We have setup CS-Cart to remove CC Data automatically from the database to minimize our liability but even doing that doesn't make us PCI compliant as far as I understand. Is this correct?

CS-Cart_team · October 5, 2011, 12:00am

Hello solesurvivor,

Thank you for the message.

You do not need to do anything special to make your CS-Cart store more secure, but anyway you should follow general rules of web security - use complicated passwords, change them regularly, use anti-virus software, etc.

CS-Cart is designed to meet the latest security requirements and one of such requirements is PCI compliance. Please refer to the following page of our website to learn more about this security standard:

Product :: Feature Tour :: PCI Compliance

CS-Cart is secure software by itself if CS-Cart directories and files have correct permissions and there are default CS-Cart .htaccess files in the necessary directories.

—

Anastasiya Kozlova

CS-Cart Support Team

carterj · October 7, 2011, 12:00am

Not related to the cart software itself…

Don't forget about the PCI rules for taking orders & payments by phone.

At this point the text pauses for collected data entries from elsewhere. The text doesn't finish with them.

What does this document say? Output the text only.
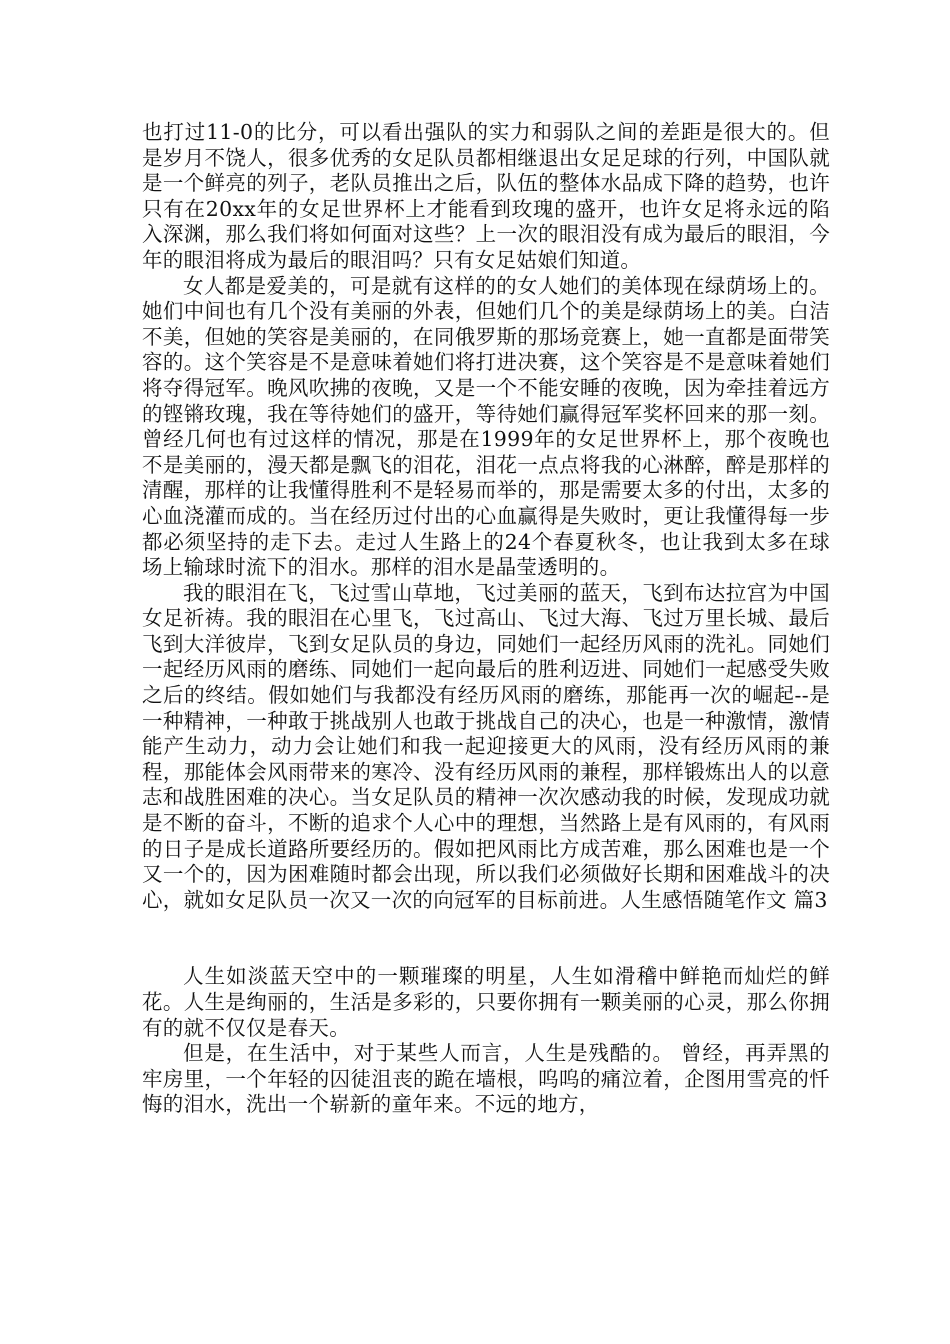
也打过11-0的比分，可以看出强队的实力和弱队之间的差距是很大的。但是岁月不饶人，很多优秀的女足队员都相继退出女足足球的行列，中国队就是一个鲜亮的列子，老队员推出之后，队伍的整体水品成下降的趋势，也许只有在20xx年的女足世界杯上才能看到玫瑰的盛开，也许女足将永远的陷入深渊，那么我们将如何面对这些？上一次的眼泪没有成为最后的眼泪，今年的眼泪将成为最后的眼泪吗？只有女足姑娘们知道。

女人都是爱美的，可是就有这样的的女人她们的美体现在绿荫场上的。她们中间也有几个没有美丽的外表，但她们几个的美是绿荫场上的美。白洁不美，但她的笑容是美丽的，在同俄罗斯的那场竞赛上，她一直都是面带笑容的。这个笑容是不是意味着她们将打进决赛，这个笑容是不是意味着她们将夺得冠军。晚风吹拂的夜晚，又是一个不能安睡的夜晚，因为牵挂着远方的铿锵玫瑰，我在等待她们的盛开，等待她们赢得冠军奖杯回来的那一刻。曾经几何也有过这样的情况，那是在1999年的女足世界杯上，那个夜晚也不是美丽的，漫天都是飘飞的泪花，泪花一点点将我的心淋醉，醉是那样的清醒，那样的让我懂得胜利不是轻易而举的，那是需要太多的付出，太多的心血浇灌而成的。当在经历过付出的心血赢得是失败时，更让我懂得每一步都必须坚持的走下去。走过人生路上的24个春夏秋冬，也让我到太多在球场上输球时流下的泪水。那样的泪水是晶莹透明的。

我的眼泪在飞，飞过雪山草地，飞过美丽的蓝天，飞到布达拉宫为中国女足祈祷。我的眼泪在心里飞，飞过高山、飞过大海、飞过万里长城、最后飞到大洋彼岸，飞到女足队员的身边，同她们一起经历风雨的洗礼。同她们一起经历风雨的磨练、同她们一起向最后的胜利迈进、同她们一起感受失败之后的终结。假如她们与我都没有经历风雨的磨练，那能再一次的崛起--是一种精神，一种敢于挑战别人也敢于挑战自己的决心，也是一种激情，激情能产生动力，动力会让她们和我一起迎接更大的风雨，没有经历风雨的兼程，那能体会风雨带来的寒冷、没有经历风雨的兼程，那样锻炼出人的以意志和战胜困难的决心。当女足队员的精神一次次感动我的时候，发现成功就是不断的奋斗，不断的追求个人心中的理想，当然路上是有风雨的，有风雨的日子是成长道路所要经历的。假如把风雨比方成苦难，那么困难也是一个又一个的，因为困难随时都会出现，所以我们必须做好长期和困难战斗的决心，就如女足队员一次又一次的向冠军的目标前进。人生感悟随笔作文 篇3

人生如淡蓝天空中的一颗璀璨的明星，人生如滑稽中鲜艳而灿烂的鲜花。人生是绚丽的，生活是多彩的，只要你拥有一颗美丽的心灵，那么你拥有的就不仅仅是春天。

但是，在生活中，对于某些人而言，人生是残酷的。 曾经，再弄黑的牢房里，一个年轻的囚徒沮丧的跪在墙根，呜呜的痛泣着，企图用雪亮的忏悔的泪水，洗出一个崭新的童年来。不远的地方，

Most small business do not have the capability or funds to support the requirements, (ie. encrypted and recorded)

pbannette · October 7, 2011, 12:00am

Solesurvivor,

There are many posts related to PCI compliance in this forum. If you search, you should find them. I would think that the service that provides you with credit card processing also has requirements.

PCI compliance is much-faceted and is not just the cart itself.

Carterj points out something that may not be considered, phone orders. During my certification, I was asked if I use the phone, what kind of phone etc. The use of a VoIP phone requires more controls than a regular phone. If you process at home for example, using Quickbooks, you need your home computers secure plus the software, especially wireless networks. You need your home/business router scanned the same as a website. Mine initially failed, it was a verizon problem.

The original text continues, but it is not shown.